Glendale created six new permanent housing beds for the chronically homeless in Fiscal Year 2010, one more than expected, and had 92% of people in transitional housing move to permanent housing, beating the 88% benchmark.
Twenty percent of the homeless people that were part of the Continuum of Care program had jobs by the time they exited, in line with the group’s goals.
Samvelyan said the success came from working even closer with homeless clients, requiring them to use the Verdugo Jobs Center. Case managers wrote recommendation letters to prospective employers on behalf of their clients, which used to be done on a case-by-case basis.

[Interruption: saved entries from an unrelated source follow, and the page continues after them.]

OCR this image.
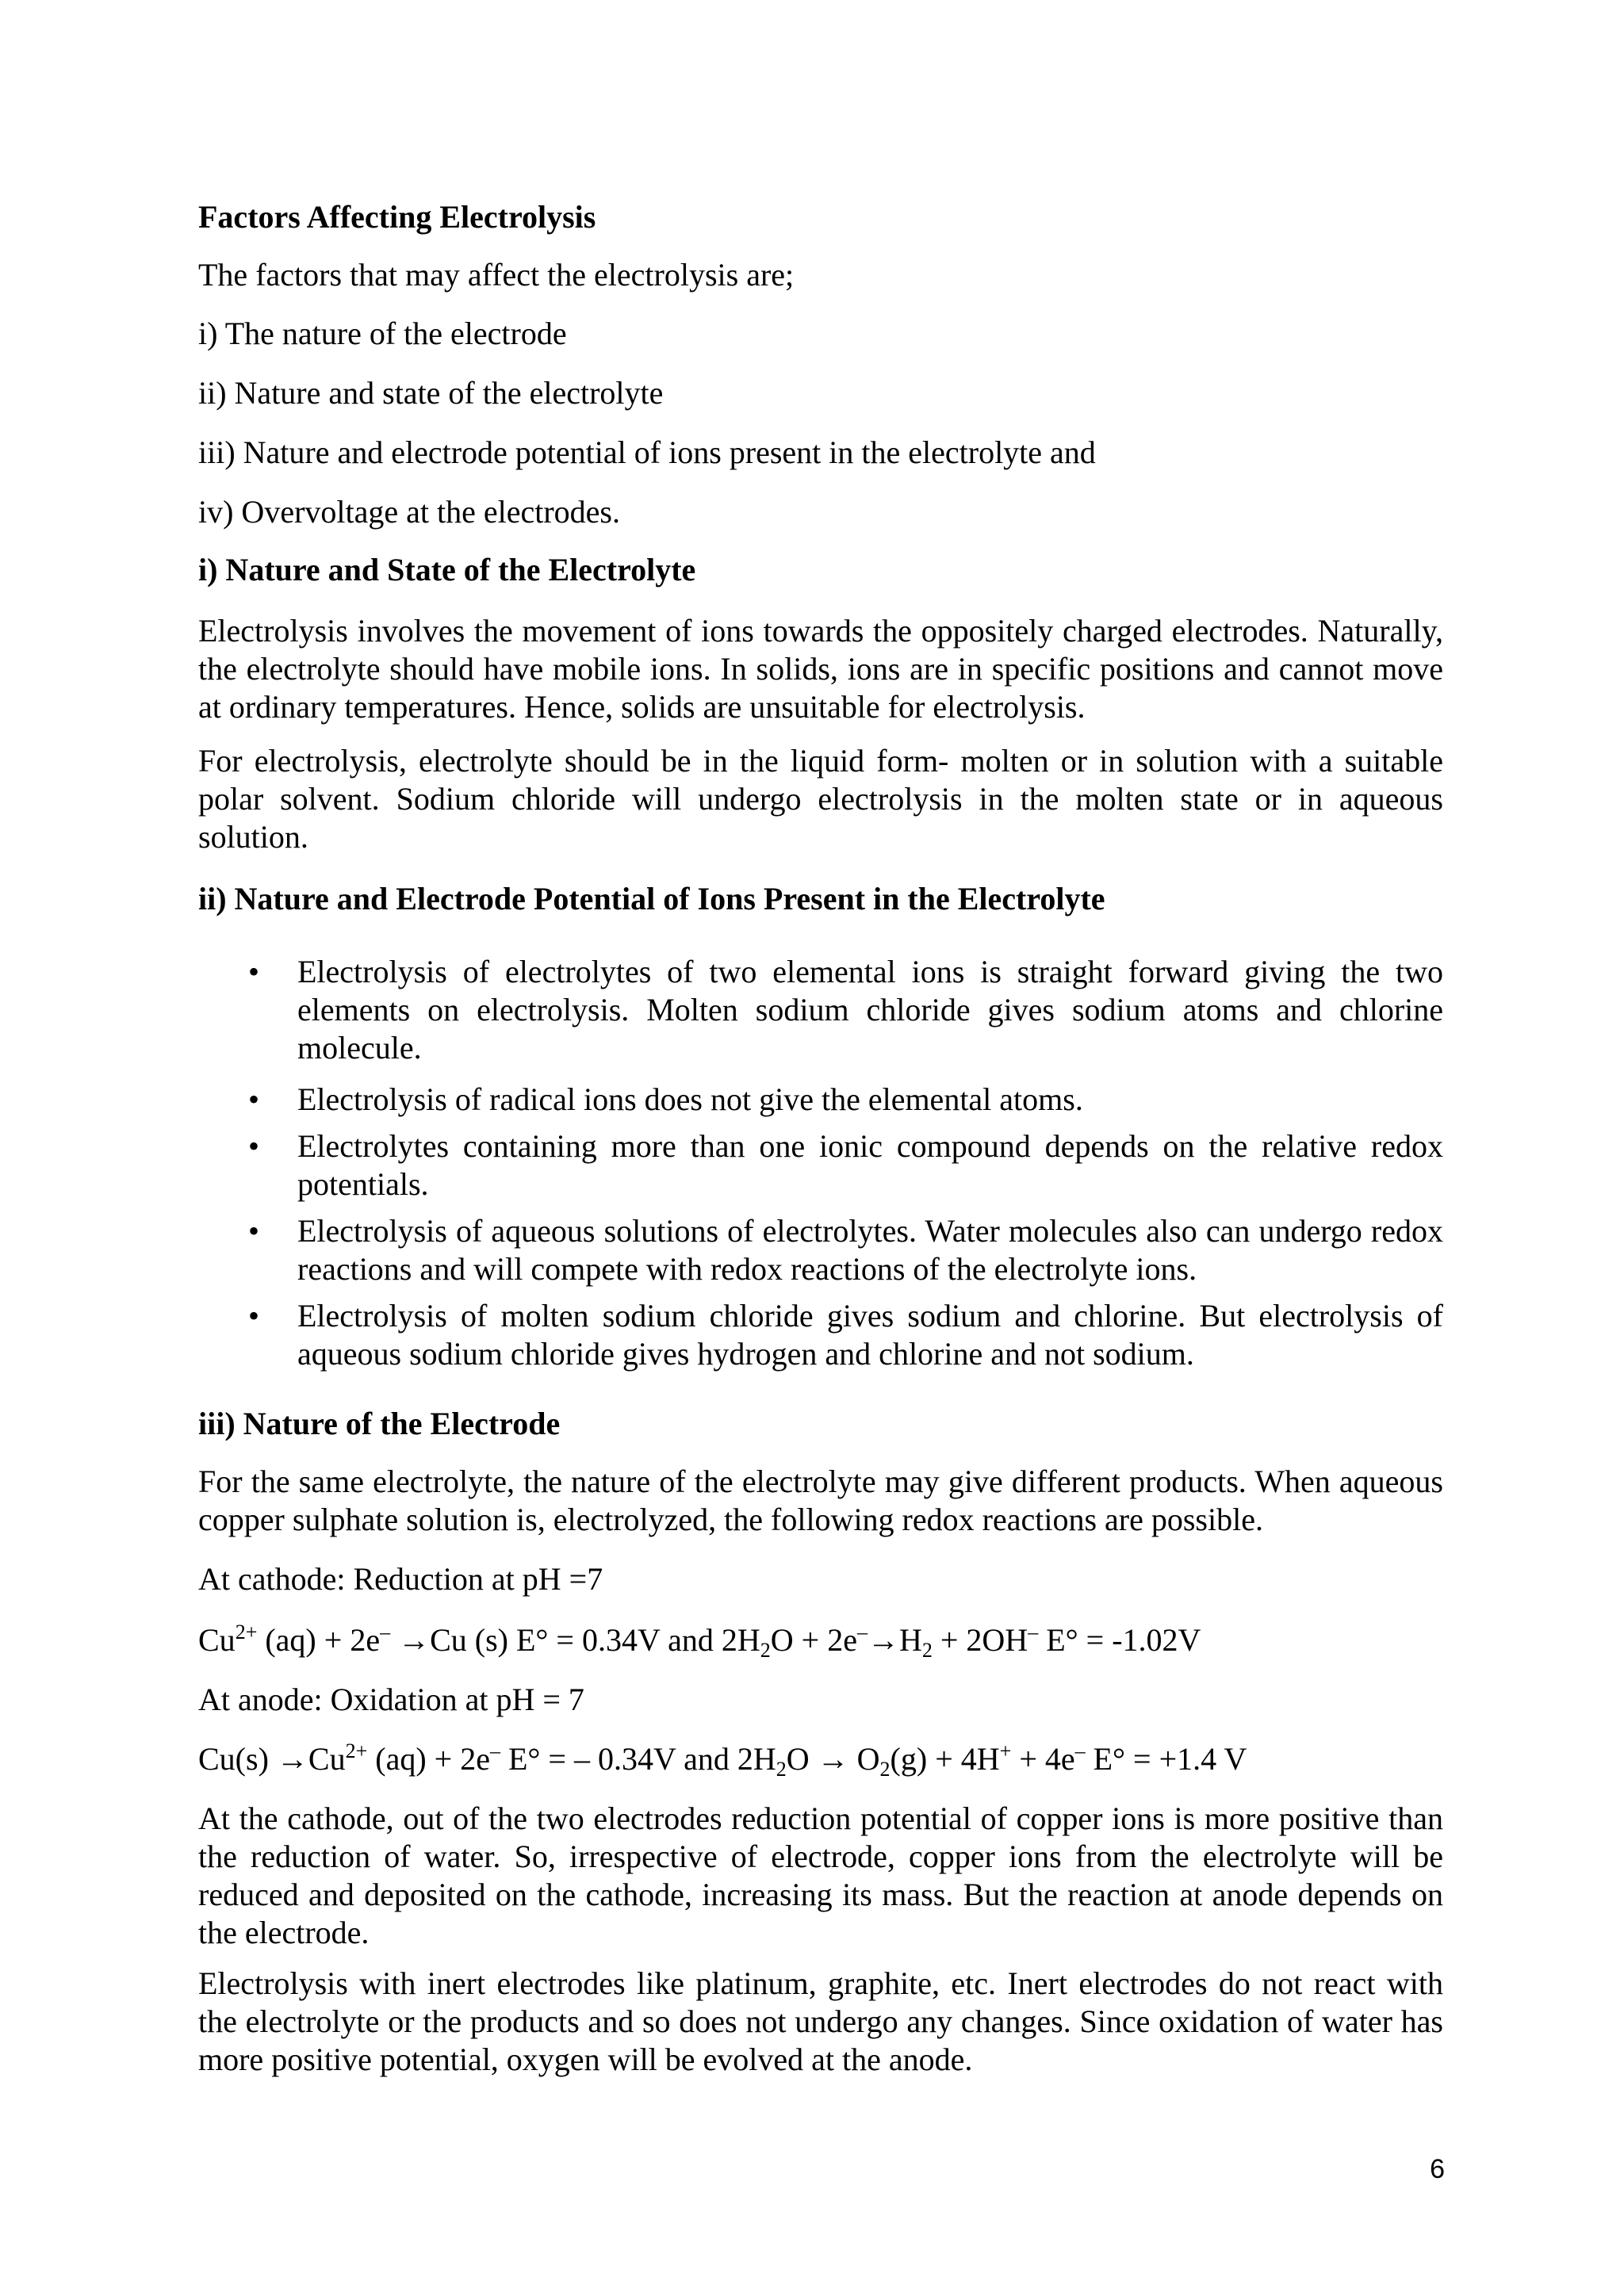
Factors Affecting Electrolysis

The factors that may affect the electrolysis are;

i) The nature of the electrode

ii) Nature and state of the electrolyte

iii) Nature and electrode potential of ions present in the electrolyte and

iv) Overvoltage at the electrodes.

i) Nature and State of the Electrolyte

Electrolysis involves the movement of ions towards the oppositely charged electrodes. Naturally, the electrolyte should have mobile ions. In solids, ions are in specific positions and cannot move at ordinary temperatures. Hence, solids are unsuitable for electrolysis.

For electrolysis, electrolyte should be in the liquid form- molten or in solution with a suitable polar solvent. Sodium chloride will undergo electrolysis in the molten state or in aqueous solution.

ii) Nature and Electrode Potential of Ions Present in the Electrolyte

• Electrolysis of electrolytes of two elemental ions is straight forward giving the two elements on electrolysis. Molten sodium chloride gives sodium atoms and chlorine molecule.
• Electrolysis of radical ions does not give the elemental atoms.
• Electrolytes containing more than one ionic compound depends on the relative redox potentials.
• Electrolysis of aqueous solutions of electrolytes. Water molecules also can undergo redox reactions and will compete with redox reactions of the electrolyte ions.
• Electrolysis of molten sodium chloride gives sodium and chlorine. But electrolysis of aqueous sodium chloride gives hydrogen and chlorine and not sodium.

iii) Nature of the Electrode

For the same electrolyte, the nature of the electrolyte may give different products. When aqueous copper sulphate solution is, electrolyzed, the following redox reactions are possible.

At cathode: Reduction at pH =7

$Cu^{2+}$ (aq) + 2e– →Cu (s) E° = 0.34V and $2H_2O + 2e^-\to H_2 + 2OH^-$ E° = -1.02V

At anode: Oxidation at pH = 7

$Cu(s) \to Cu^{2+}$ (aq) + 2e– E° = – 0.34V and $2H_2O \to O_2(g) + 4H^+ + 4e^-$ E° = +1.4 V

At the cathode, out of the two electrodes reduction potential of copper ions is more positive than the reduction of water. So, irrespective of electrode, copper ions from the electrolyte will be reduced and deposited on the cathode, increasing its mass. But the reaction at anode depends on the electrode.

Electrolysis with inert electrodes like platinum, graphite, etc. Inert electrodes do not react with the electrolyte or the products and so does not undergo any changes. Since oxidation of water has more positive potential, oxygen will be evolved at the anode.

6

Samvelyan set goals for this year similar to last year’s, as setting goals that were optimistic, and then missing those goals, could have unintended consequences, she said. That’s because the city receives federal funds for its program based on a variety of factors, including how well it meets its goals. There are also national goals set by the U.S. Department of Housing and Urban Development, all of which the city surpassed.
The city turned in its federal application for about $2.6 million for its Continuum of Care program this week. The money funds 12 existing programs and one new one focused on veterans.
Christina Hanna, social services assistant at the Glendale-based nonprofit Ascencia, the city’s largest homeless services provider, also announced that the Homeless Coalition accomplished another goal.
This spring, the city committed to housing 10 homeless people by July 2013 as part of the national 100,000 Homes Campaign. This week, Ascencia found its 10th home, this one for a veteran, Hanna said.